We have in our ElasticSearch instance about 55.000.000 of documents. We have a CSV file with user_ids, the biggest CSV has 9M entries. Our documents have user_id as the key, so this is convenient.
I am posting the question because I want to discuss and have the best option to get this done, as there are different ways to address this problem. We need to add the new "label" to the document if the user document doesn't have it yet eg tagging the user with "stackoverflow" or "github".
- There is the classic partial
update
endpoint. This sounds way slow as we need to iterate over 9M of user_ids and issue the api call for each of them. - there is the
bulk
request, which provides some better performance but with limited 1000-5000 documents that can be mentioned in one call.

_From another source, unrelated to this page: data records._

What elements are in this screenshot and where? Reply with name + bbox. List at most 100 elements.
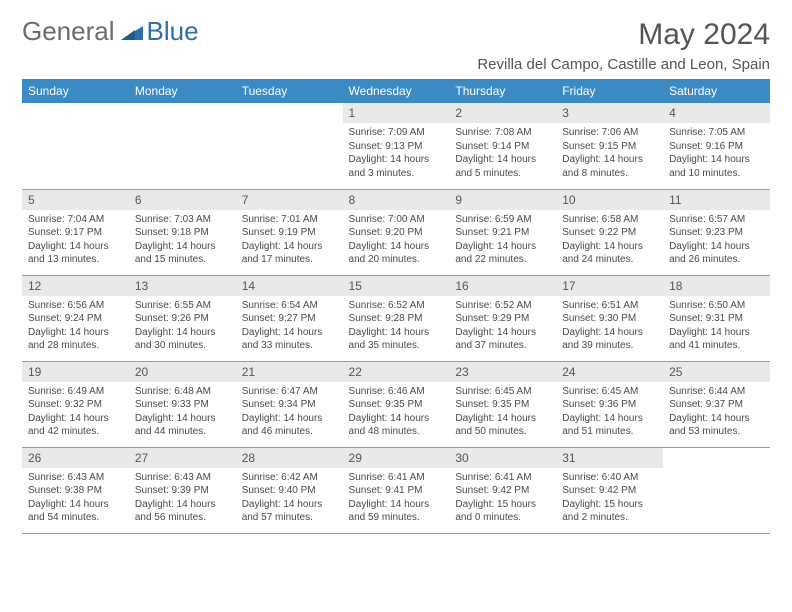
sunset-text: Sunset: 9:17 PM bbox=[28, 226, 123, 240]
sunrise-text: Sunrise: 6:40 AM bbox=[562, 471, 657, 485]
calendar-day-cell bbox=[129, 103, 236, 189]
sunset-text: Sunset: 9:38 PM bbox=[28, 484, 123, 498]
day-header: Sunday bbox=[22, 79, 129, 103]
sunset-text: Sunset: 9:22 PM bbox=[562, 226, 657, 240]
sunrise-text: Sunrise: 6:54 AM bbox=[242, 299, 337, 313]
day-number: 8 bbox=[343, 190, 450, 210]
day-number: 7 bbox=[236, 190, 343, 210]
day-number: 29 bbox=[343, 448, 450, 468]
calendar-day-cell: 24Sunrise: 6:45 AMSunset: 9:36 PMDayligh… bbox=[556, 361, 663, 447]
daylight-text: Daylight: 14 hours and 57 minutes. bbox=[242, 498, 337, 525]
calendar-day-cell: 25Sunrise: 6:44 AMSunset: 9:37 PMDayligh… bbox=[663, 361, 770, 447]
sunset-text: Sunset: 9:18 PM bbox=[135, 226, 230, 240]
day-details: Sunrise: 6:58 AMSunset: 9:22 PMDaylight:… bbox=[562, 213, 657, 267]
calendar-day-cell bbox=[236, 103, 343, 189]
sunrise-text: Sunrise: 6:45 AM bbox=[455, 385, 550, 399]
sunset-text: Sunset: 9:21 PM bbox=[455, 226, 550, 240]
sunrise-text: Sunrise: 7:01 AM bbox=[242, 213, 337, 227]
calendar-day-cell: 7 Sunrise: 7:01 AMSunset: 9:19 PMDaylight… bbox=[236, 189, 343, 275]
day-details: Sunrise: 6:50 AMSunset: 9:31 PMDaylight:… bbox=[669, 299, 764, 353]
brand-part1: General bbox=[22, 18, 115, 44]
daylight-text: Daylight: 14 hours and 28 minutes. bbox=[28, 326, 123, 353]
sunrise-text: Sunrise: 6:57 AM bbox=[669, 213, 764, 227]
sunrise-text: Sunrise: 6:52 AM bbox=[349, 299, 444, 313]
day-details: Sunrise: 6:40 AMSunset: 9:42 PMDaylight:… bbox=[562, 471, 657, 525]
daylight-text: Daylight: 14 hours and 54 minutes. bbox=[28, 498, 123, 525]
calendar-week-row: 19Sunrise: 6:49 AMSunset: 9:32 PMDayligh… bbox=[22, 361, 770, 447]
day-details: Sunrise: 6:48 AMSunset: 9:33 PMDaylight:… bbox=[135, 385, 230, 439]
calendar-day-cell: 17Sunrise: 6:51 AMSunset: 9:30 PMDayligh… bbox=[556, 275, 663, 361]
header: General Blue May 2024 Revilla del Campo,… bbox=[22, 18, 770, 73]
calendar-day-cell: 23Sunrise: 6:45 AMSunset: 9:35 PMDayligh… bbox=[449, 361, 556, 447]
calendar-day-cell: 9 Sunrise: 6:59 AMSunset: 9:21 PMDaylight… bbox=[449, 189, 556, 275]
month-title: May 2024 bbox=[477, 18, 770, 52]
sunset-text: Sunset: 9:23 PM bbox=[669, 226, 764, 240]
day-details: Sunrise: 6:52 AMSunset: 9:29 PMDaylight:… bbox=[455, 299, 550, 353]
calendar-header-row: Sunday Monday Tuesday Wednesday Thursday… bbox=[22, 79, 770, 103]
day-number: 21 bbox=[236, 362, 343, 382]
calendar-day-cell: 22Sunrise: 6:46 AMSunset: 9:35 PMDayligh… bbox=[343, 361, 450, 447]
daylight-text: Daylight: 14 hours and 48 minutes. bbox=[349, 412, 444, 439]
day-number: 1 bbox=[343, 103, 450, 123]
day-details: Sunrise: 7:01 AMSunset: 9:19 PMDaylight:… bbox=[242, 213, 337, 267]
day-details: Sunrise: 6:42 AMSunset: 9:40 PMDaylight:… bbox=[242, 471, 337, 525]
day-number: 24 bbox=[556, 362, 663, 382]
sunrise-text: Sunrise: 6:43 AM bbox=[135, 471, 230, 485]
day-number: 18 bbox=[663, 276, 770, 296]
daylight-text: Daylight: 14 hours and 56 minutes. bbox=[135, 498, 230, 525]
calendar-day-cell: 21Sunrise: 6:47 AMSunset: 9:34 PMDayligh… bbox=[236, 361, 343, 447]
day-header: Monday bbox=[129, 79, 236, 103]
sunrise-text: Sunrise: 6:43 AM bbox=[28, 471, 123, 485]
day-details: Sunrise: 7:00 AMSunset: 9:20 PMDaylight:… bbox=[349, 213, 444, 267]
sunrise-text: Sunrise: 6:48 AM bbox=[135, 385, 230, 399]
calendar-day-cell: 3Sunrise: 7:06 AMSunset: 9:15 PMDaylight… bbox=[556, 103, 663, 189]
daylight-text: Daylight: 14 hours and 53 minutes. bbox=[669, 412, 764, 439]
daylight-text: Daylight: 14 hours and 26 minutes. bbox=[669, 240, 764, 267]
sunset-text: Sunset: 9:27 PM bbox=[242, 312, 337, 326]
calendar-week-row: 12Sunrise: 6:56 AMSunset: 9:24 PMDayligh… bbox=[22, 275, 770, 361]
daylight-text: Daylight: 14 hours and 22 minutes. bbox=[455, 240, 550, 267]
sunset-text: Sunset: 9:32 PM bbox=[28, 398, 123, 412]
day-number: 17 bbox=[556, 276, 663, 296]
daylight-text: Daylight: 14 hours and 35 minutes. bbox=[349, 326, 444, 353]
calendar-day-cell: 18 Sunrise: 6:50 AMSunset: 9:31 PMDayligh… bbox=[663, 275, 770, 361]
daylight-text: Daylight: 14 hours and 39 minutes. bbox=[562, 326, 657, 353]
day-details: Sunrise: 6:54 AMSunset: 9:27 PMDaylight:… bbox=[242, 299, 337, 353]
daylight-text: Daylight: 14 hours and 10 minutes. bbox=[669, 153, 764, 180]
sunrise-text: Sunrise: 7:09 AM bbox=[349, 126, 444, 140]
sunset-text: Sunset: 9:14 PM bbox=[455, 140, 550, 154]
day-details: Sunrise: 7:03 AMSunset: 9:18 PMDaylight:… bbox=[135, 213, 230, 267]
sunrise-text: Sunrise: 6:52 AM bbox=[455, 299, 550, 313]
day-number: 10 bbox=[556, 190, 663, 210]
sunset-text: Sunset: 9:16 PM bbox=[669, 140, 764, 154]
day-details: Sunrise: 6:57 AMSunset: 9:23 PMDaylight:… bbox=[669, 213, 764, 267]
day-number: 11 bbox=[663, 190, 770, 210]
day-details: Sunrise: 6:43 AMSunset: 9:38 PMDaylight:… bbox=[28, 471, 123, 525]
day-details: Sunrise: 7:05 AMSunset: 9:16 PMDaylight:… bbox=[669, 126, 764, 180]
sunset-text: Sunset: 9:15 PM bbox=[562, 140, 657, 154]
calendar-day-cell: 5Sunrise: 7:04 AMSunset: 9:17 PMDaylight… bbox=[22, 189, 129, 275]
day-header: Thursday bbox=[449, 79, 556, 103]
daylight-text: Daylight: 15 hours and 2 minutes. bbox=[562, 498, 657, 525]
sunrise-text: Sunrise: 6:56 AM bbox=[28, 299, 123, 313]
sunset-text: Sunset: 9:28 PM bbox=[349, 312, 444, 326]
logo-triangle-icon bbox=[121, 18, 143, 44]
sunrise-text: Sunrise: 6:41 AM bbox=[349, 471, 444, 485]
calendar-day-cell: 14Sunrise: 6:54 AMSunset: 9:27 PMDayligh… bbox=[236, 275, 343, 361]
sunrise-text: Sunrise: 6:41 AM bbox=[455, 471, 550, 485]
daylight-text: Daylight: 14 hours and 8 minutes. bbox=[562, 153, 657, 180]
day-header: Tuesday bbox=[236, 79, 343, 103]
brand-part2: Blue bbox=[147, 18, 199, 44]
day-number: 9 bbox=[449, 190, 556, 210]
calendar-day-cell: 4Sunrise: 7:05 AMSunset: 9:16 PMDaylight… bbox=[663, 103, 770, 189]
sunrise-text: Sunrise: 6:59 AM bbox=[455, 213, 550, 227]
calendar-day-cell: 28Sunrise: 6:42 AMSunset: 9:40 PMDayligh… bbox=[236, 447, 343, 533]
day-details: Sunrise: 7:06 AMSunset: 9:15 PMDaylight:… bbox=[562, 126, 657, 180]
daylight-text: Daylight: 14 hours and 24 minutes. bbox=[562, 240, 657, 267]
day-number: 20 bbox=[129, 362, 236, 382]
sunset-text: Sunset: 9:29 PM bbox=[455, 312, 550, 326]
sunrise-text: Sunrise: 7:00 AM bbox=[349, 213, 444, 227]
title-block: May 2024 Revilla del Campo, Castille and… bbox=[477, 18, 770, 73]
calendar-day-cell: 15Sunrise: 6:52 AMSunset: 9:28 PMDayligh… bbox=[343, 275, 450, 361]
day-details: Sunrise: 7:04 AMSunset: 9:17 PMDaylight:… bbox=[28, 213, 123, 267]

And knowing when the batch is too large is kinda know how we need to learn on the go. - Then there is the official open issue for
/update_by_query
endpoint which has lots of traffic, but no confirmation it was implemented in the standard release. - On this open issue there is a mention for a update_by_query plugin which should provide some better handling, but there are old and open issues where users are complaining of performance problems and memory issues.
- I am not sure it it's doable on EL, but I thought I would load all the CSV entries into a separate index, and somehow would join the two indexes and apply script that would add the tag if doesn't exists yet.
So the question remains whats the best way to do this, and if some of you have done in past this, make sure you share your numbers/performance and how you would do differently this time.